In its research, the engineering school emphasizes the discovery of basic principles that drive many forms of technology at once. Engineering faculty and students collaborate with colleagues in industry, the natural sciences, humanities, social sciences, and public policy to build on these discoveries and forge multi-dimensional solutions. The school has 130 faculty members who, in 2007–08, conducted about $52 million in research funded by government, industry, and foundations. Current areas of strength and growth include research in human health, energy and the environment, and security. In 2008, a major gift established the Gerhard R. Andlinger Center for Energy and the Environment and planning began for a 110,000-square-foot laboratory to house the center.
Engineering education at Princeton began in 1875 and grew into the formal creation of the School of Engineering and Applied Science in 1921. Throughout its history, the school has helped create and support new fields of study, including aeronautical engineering in 1942 and operations research and financial engineering in 1999. The Keller Center for Innovation in Engineering Education, created in 2005 and endowed by a major gift in 2008, supports cross-disciplinary teaching initiatives and opportunities for internships, entrepreneurialism, and independent research. Principal degrees offered by the school include a bachelor of science in engineering (B.S.E.), a bachelor of arts (A.B.), a master of science in engineering (M.S.E.), a master of engineering (M.Eng.), and a doctor of philosophy (Ph.D.). In spring 2009, the school enrolled 852 undergraduates, of whom 35 percent were women. There were 551 engineering graduate students, including 26 percent women, in 2008–09.

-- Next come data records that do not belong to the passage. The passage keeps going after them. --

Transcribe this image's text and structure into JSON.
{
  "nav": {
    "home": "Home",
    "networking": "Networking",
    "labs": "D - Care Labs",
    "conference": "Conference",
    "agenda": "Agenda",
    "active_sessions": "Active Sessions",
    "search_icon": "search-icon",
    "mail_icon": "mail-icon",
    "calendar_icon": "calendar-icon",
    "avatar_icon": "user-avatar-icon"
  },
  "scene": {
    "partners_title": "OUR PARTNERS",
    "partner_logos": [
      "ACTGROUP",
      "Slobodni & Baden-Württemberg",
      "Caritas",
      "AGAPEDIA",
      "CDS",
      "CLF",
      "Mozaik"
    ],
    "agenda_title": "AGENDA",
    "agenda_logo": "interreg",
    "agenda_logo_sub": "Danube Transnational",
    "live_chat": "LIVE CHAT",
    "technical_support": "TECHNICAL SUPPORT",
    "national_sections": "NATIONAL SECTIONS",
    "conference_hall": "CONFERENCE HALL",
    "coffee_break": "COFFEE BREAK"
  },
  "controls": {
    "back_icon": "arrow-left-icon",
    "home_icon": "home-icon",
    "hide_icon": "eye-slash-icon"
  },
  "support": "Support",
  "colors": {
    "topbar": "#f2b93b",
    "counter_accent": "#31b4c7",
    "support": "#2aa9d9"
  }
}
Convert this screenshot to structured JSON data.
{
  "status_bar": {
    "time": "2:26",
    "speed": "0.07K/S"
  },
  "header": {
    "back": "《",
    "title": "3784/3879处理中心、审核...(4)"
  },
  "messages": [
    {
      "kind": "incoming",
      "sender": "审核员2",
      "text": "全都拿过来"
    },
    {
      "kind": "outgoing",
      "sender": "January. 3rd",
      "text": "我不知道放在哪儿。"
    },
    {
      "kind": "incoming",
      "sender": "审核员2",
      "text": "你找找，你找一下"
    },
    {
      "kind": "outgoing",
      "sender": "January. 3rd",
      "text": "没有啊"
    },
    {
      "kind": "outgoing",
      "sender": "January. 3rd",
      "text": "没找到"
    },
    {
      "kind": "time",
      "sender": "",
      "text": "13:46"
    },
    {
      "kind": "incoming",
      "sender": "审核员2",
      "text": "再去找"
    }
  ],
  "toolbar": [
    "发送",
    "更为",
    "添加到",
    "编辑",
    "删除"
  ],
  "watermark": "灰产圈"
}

The Engineering Quadrangle (EQuad), built in 1962, houses four departments: chemical, civil and environmental, electrical, and mechanical and aerospace engineering. Sherrerd Hall, completed in 2008, houses the Department of Operations Research and Financial Engineering and the Center for Information Technology Policy. Computer science occupies its own building, located next to the Friend Center for Engineering Education, which includes 70,500 square feet for a library, classrooms, computer clusters, and popular spaces for meetings and events.